Concert review: Still Woozy brings dizzying energy despite technical difficulties
Sven Gamsky, better known as artist Still Woozy, performed Tuesday and Wednesday night at The Novo in Los Angeles. (Anika Chakrabarti/Assistant Photo editor)
March 15 to March 17
By John Arceno
March 17, 2022 8:52 p.m.
Still Woozy never fails to woo.
After numerous show date changes, Woozy finally graced the stage on Tuesday at The Novo and unleashed a flurry of pent-up energy, all while remaining true to his soft artistic persona. His constant energetic movements, while antithetical to the mellow tone of his discography, made for a pleasant concert-going experience that kept the audience engaged all throughout his set.

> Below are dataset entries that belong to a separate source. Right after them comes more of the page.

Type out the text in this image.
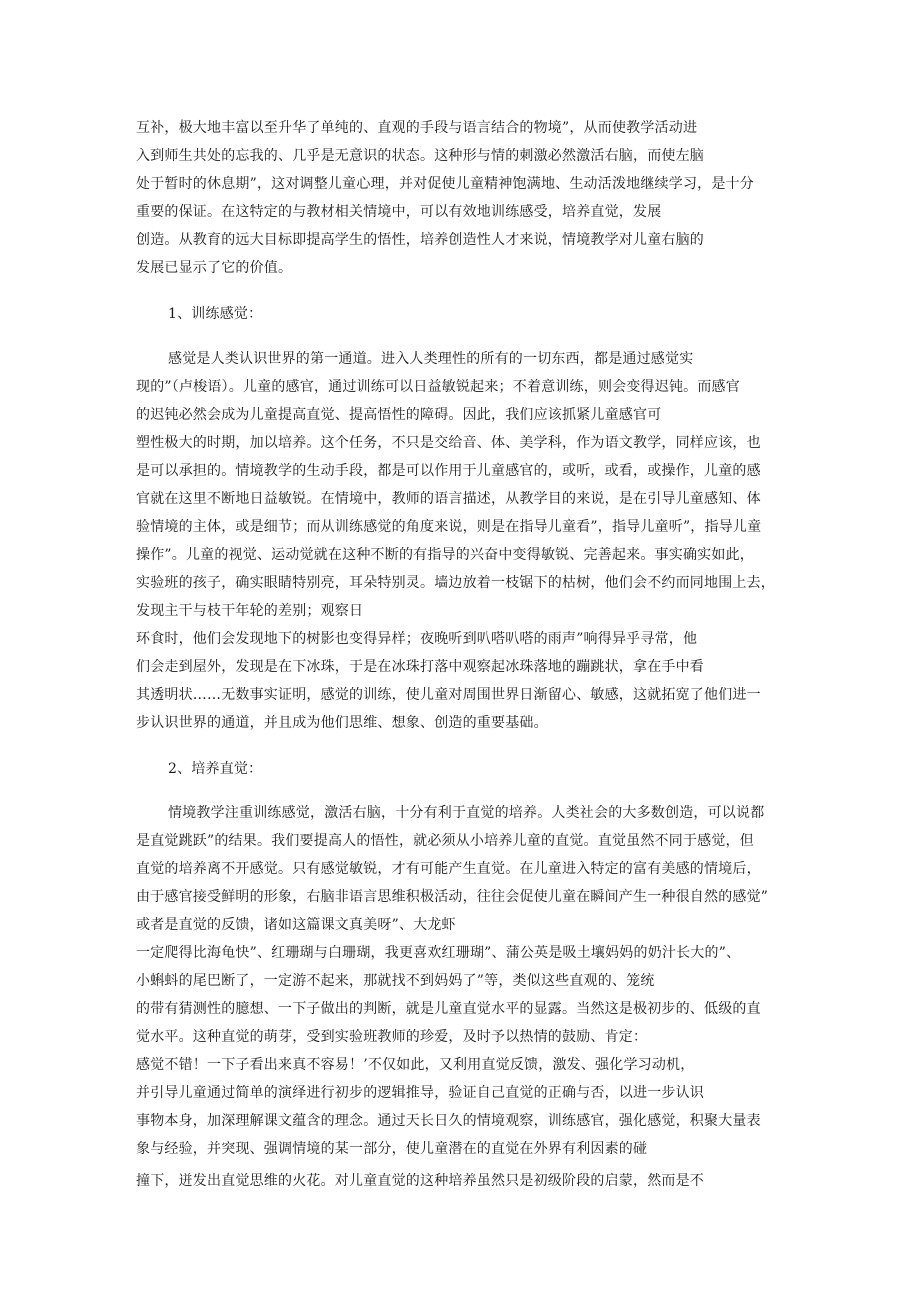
互补，极大地丰富以至升华了单纯的、直观的手段与语言结合的物境”，从而使教学活动进

入到师生共处的忘我的、几乎是无意识的状态。这种形与情的刺激必然激活右脑，而使左脑

处于暂时的休息期”，这对调整儿童心理，并对促使儿童精神饱满地、生动活泼地继续学习，是十分

重要的保证。在这特定的与教材相关情境中，可以有效地训练感受，培养直觉，发展

创造。从教育的远大目标即提高学生的悟性，培养创造性人才来说，情境教学对儿童右脑的

发展已显示了它的价值。

1、训练感觉：

感觉是人类认识世界的第一通道。进入人类理性的所有的一切东西，都是通过感觉实

现的”（卢梭语）。儿童的感官，通过训练可以日益敏锐起来；不着意训练，则会变得迟钝。而感官

的迟钝必然会成为儿童提高直觉、提高悟性的障碍。因此，我们应该抓紧儿童感官可

塑性极大的时期，加以培养。这个任务，不只是交给音、体、美学科，作为语文教学，同样应该，也

是可以承担的。情境教学的生动手段，都是可以作用于儿童感官的，或听，或看，或操作，儿童的感

官就在这里不断地日益敏锐。在情境中，教师的语言描述，从教学目的来说，是在引导儿童感知、体

验情境的主体，或是细节；而从训练感觉的角度来说，则是在指导儿童看”，指导儿童听”，指导儿童

操作”。儿童的视觉、运动觉就在这种不断的有指导的兴奋中变得敏锐、完善起来。事实确实如此，

实验班的孩子，确实眼睛特别亮，耳朵特别灵。墙边放着一枝锯下的枯树，他们会不约而同地围上去，

发现主干与枝干年轮的差别；观察日

环食时，他们会发现地下的树影也变得异样；夜晚听到叭嗒叭嗒的雨声”响得异乎寻常，他

们会走到屋外，发现是在下冰珠，于是在冰珠打落中观察起冰珠落地的蹦跳状，拿在手中看

其透明状……无数事实证明，感觉的训练，使儿童对周围世界日渐留心、敏感，这就拓宽了他们进一

步认识世界的通道，并且成为他们思维、想象、创造的重要基础。

2、培养直觉：

情境教学注重训练感觉，激活右脑，十分有利于直觉的培养。人类社会的大多数创造，可以说都

是直觉跳跃”的结果。我们要提高人的悟性，就必须从小培养儿童的直觉。直觉虽然不同于感觉，但

直觉的培养离不开感觉。只有感觉敏锐，才有可能产生直觉。在儿童进入特定的富有美感的情境后，

由于感官接受鲜明的形象，右脑非语言思维积极活动，往往会促使儿童在瞬间产生一种很自然的感觉”

或者是直觉的反馈，诸如这篇课文真美呀”、大龙虾

一定爬得比海龟快”、红珊瑚与白珊瑚，我更喜欢红珊瑚”、蒲公英是吸土壤妈妈的奶汁长大的”、

小蝌蚪的尾巴断了，一定游不起来，那就找不到妈妈了”等，类似这些直观的、笼统

的带有猜测性的臆想、一下子做出的判断，就是儿童直觉水平的显露。当然这是极初步的、低级的直

觉水平。这种直觉的萌芽，受到实验班教师的珍爱，及时予以热情的鼓励、肯定：

感觉不错！一下子看出来真不容易！’不仅如此，又利用直觉反馈，激发、强化学习动机，

并引导儿童通过简单的演绎进行初步的逻辑推导，验证自己直觉的正确与否，以进一步认识

事物本身，加深理解课文蕴含的理念。通过天长日久的情境观察，训练感官，强化感觉，积聚大量表

象与经验，并突现、强调情境的某一部分，使儿童潜在的直觉在外界有利因素的碰

撞下，迸发出直觉思维的火花。对儿童直觉的这种培养虽然只是初级阶段的启蒙，然而是不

The culmination of numerous stage elements effectively set the cozy atmosphere that his music already evokes. A sprawling drawing of greenery was featured in the backdrop accompanied by his iconic logo, a bright fuchsia color of his stage name in whimsical lettering. Meanwhile, the junglelike setting of the stage was decorated with a myriad of plants wherein he entered alongside his guitarist Caleb Buchanan. On stage, Woozy sported a black puffer jacket and a checkered bucket hat, which he later removed after a few songs to reveal a comfortable and simple striped long sleeve underneath, appropriately elevating his homely and snug aesthetic.
But long before the audience was able to immerse themselves in Woozy’s energetic performance, he first teased them by turning down the waiting music several times, jokingly indicating that he was coming onstage. The prank may have potentially caused some frustration from concertgoers who had to adjust to several schedule changes and sit through two opening acts just to see him. Fortunately, Woozy offset such feelings by treating them to a lively opener in which he and Buchanan left no area of the stage untouched while they jammed to “Window,” the stage lights flashing to the beat of the music.
Woozy’s stage presence remained consistent throughout his set, a contrast from openers LoveLeo’s and Wallice’s performances, both of which came off as either too overbearing or underwhelming, respectively. In a welcome change, Woozy enthusiastically interacted with the crowd, asking them questions like, “Who wants to shake their butts tonight?” before proceeding to sway his hips side to side, convincing them to do the same as he swore that, “Nobody is watching.” He also did not restrict himself by learning choreography, giving the audience the pleasure to watch him spontaneously gyrate and jump on stage platforms with Buchanan.
The guitarist’s interactions with Woozy throughout the set also added to the dynamism of the performance, perfectly matching the main act’s energy onstage and establishing himself as an integral component to the set. Most notably, the duo accented some beats with synchronized head bangs and the occasional lean overs as they played their instruments. The chemistry between the two was also apparent in mellow moments of the show, especially during times when the two would crouch down the floor in brief brotherlike intimacy.
Despite Woozy’s stellar performance, the poor handling of the sound system scaled back some levels of enjoyment among audiences. There were one too many moments in which his vocals were drowned out by the barrage of instrumentation coming out of the speakers, which could have been saved by amping up the volume of the microphone. This issue also arose during Wallice’s earlier set, whose obvious nervousness could have been spared by her incredible vocal performance had The Novo’s sound system not betrayed her.
However, Woozy’s vocals shone through the most when he performed stripped versions of his songs, most notably during his live rendition of “Kenny” in which he asked the audience to hold up their phones with their flashlights on. During the melancholic performance, he took center stage and sang in front of the mic stand for the majority of the song, playing the guitar as though he was serenading the audience for added connection and intimacy. The moment served as a nice change of pace after a series of high-energy performances, demonstrating yet again his impeccable stage command that his openers failed to master.
Although plagued with technical shortcomings, Woozy still managed to put on a spectacular show for the audience. His attempt to turn his mostly mellow music into dance tracks was a difficult undertaking that he managed to succeed at, thanks to his stage presence and skillful command of the crowd. Even with the show’s imperfections, Woozy’s apparent confidence in his artistry is an indication that he’s only going to improve from here on out.
Hopefully, he still won’t be woozy by then.